Increasing Indonesia’s low tax take will thus need to be a big part of the solution. Currently it sits at a mere 11% of GDP. It should be several percentage points higher. There is plenty of scope through both policy changes and better enforcement. Unfortunately, reform in this area is progressing slowly, undoubtedly due to the politics involved.

What about higher private net savings? If anything, this would likely deteriorate in the event of a marked growth acceleration. Faster growth would increase the return on investment, encouraging higher investment, and higher expected future incomes would reduce the imperative to save. This same dynamic would likely hold if the growth acceleration was primarily driven by successful deregulatory reforms.
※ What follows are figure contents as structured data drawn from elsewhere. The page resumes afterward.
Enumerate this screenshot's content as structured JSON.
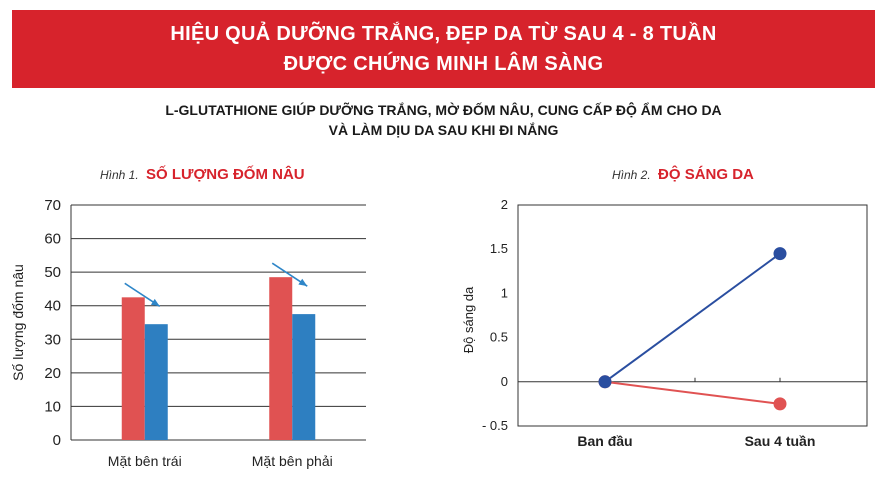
{
  "header": {
    "line1": "HIỆU QUẢ DƯỠNG TRẮNG, ĐẸP DA TỪ SAU 4 - 8 TUẦN",
    "line2": "ĐƯỢC CHỨNG MINH LÂM SÀNG"
  },
  "subheader": {
    "line1": "L-GLUTATHIONE GIÚP DƯỠNG TRẮNG, MỜ ĐỐM NÂU, CUNG CẤP ĐỘ ẨM CHO DA",
    "line2": "VÀ LÀM DỊU DA SAU KHI ĐI NẮNG"
  },
  "colors": {
    "banner": "#d7232c",
    "red": "#e05252",
    "blue": "#2e7fc1",
    "navy": "#2a4ea0",
    "arrow": "#2e86c8"
  },
  "chart_data": [
    {
      "type": "bar",
      "fig_number": "Hình 1.",
      "title": "SỐ LƯỢNG ĐỐM NÂU",
      "ylabel": "Số lượng đốm nâu",
      "xlabel": "",
      "ylim": [
        0,
        70
      ],
      "yticks": [
        "0",
        "10",
        "20",
        "30",
        "40",
        "50",
        "60",
        "70"
      ],
      "categories": [
        "Mặt bên trái",
        "Mặt bên phải"
      ],
      "series": [
        {
          "values": [
            42.5,
            48.5
          ],
          "color": "#e05252"
        },
        {
          "values": [
            34.5,
            37.5
          ],
          "color": "#2e7fc1"
        }
      ],
      "grid": true,
      "annotations": [
        "decrease-arrow",
        "decrease-arrow"
      ]
    },
    {
      "type": "line",
      "fig_number": "Hình 2.",
      "title": "ĐỘ SÁNG DA",
      "ylabel": "Độ sáng da",
      "xlabel": "",
      "ylim": [
        -0.5,
        2
      ],
      "yticks": [
        "- 0.5",
        "0",
        "0.5",
        "1",
        "1.5",
        "2"
      ],
      "categories": [
        "Ban đầu",
        "Sau 4 tuần"
      ],
      "series": [
        {
          "values": [
            0,
            1.45
          ],
          "color": "#2a4ea0"
        },
        {
          "values": [
            0,
            -0.25
          ],
          "color": "#e05252"
        }
      ],
      "grid": false
    }
  ]
}
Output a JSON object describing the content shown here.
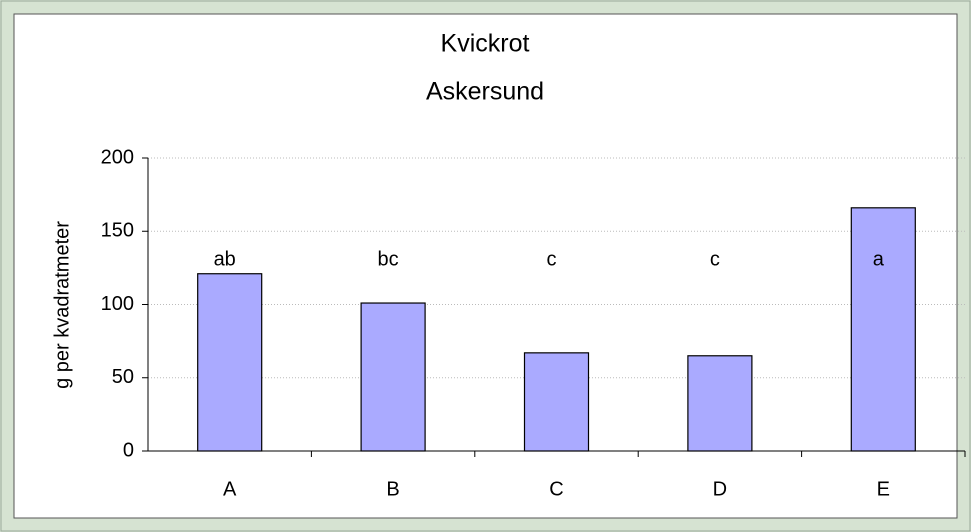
{
  "chart_data": {
    "type": "bar",
    "title": "Kvickrot",
    "subtitle": "Askersund",
    "y_label": "g per kvadratmeter",
    "categories": [
      "A",
      "B",
      "C",
      "D",
      "E"
    ],
    "values": [
      121,
      101,
      67,
      65,
      166
    ],
    "annotations": [
      "ab",
      "bc",
      "c",
      "c",
      "a"
    ],
    "color": "#aaaaff",
    "ylim": [
      0,
      200
    ],
    "yticks": [
      0,
      50,
      100,
      150,
      200
    ],
    "grid": true
  }
}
Accelerating the development of the financial sector could help mobilise higher private savings, but takes time to bear fruit, especially without sparking instability risks of its own.

All this means that even deeper fiscal reform would be needed if the CAD were to be contained while creating room for a private sector response to any significant growth acceleration.

Risk it?

Perhaps Indonesia doesn’t need to worry so much about the current account? For instance, greater reliance on foreign direct investment (FDI), rather than more volatile ‘hot money’ portfolio flows, could provide much more stable CAD financing. Deregulation and better infrastructure should help attract more FDI, though the liberalisation of FDI restrictions themselves has been limited so far. Still, a large CAD would require large portfolio inflows, with their attendant risks.

Markets might be more lenient towards Indonesia in the future. It has built up some policy credibility and a reform-driven widening of the CAD would be interpreted more positively. Global liquidity conditions are also still very accommodative.

But the problem with a large CAD is not that it cannot be financed at all. Rather, it’s that sudden changes in market sentiment are common and tend to have destabilising effects. A large CAD leaves the economy exposed. For instance, uncertainties about the path of future monetary tightening by major central banks means the prospects of a re-run of the ‘taper tantrum’ is a real risk.

As long as stability is prized over growth, twin deficits it would seem are still a binding constraint.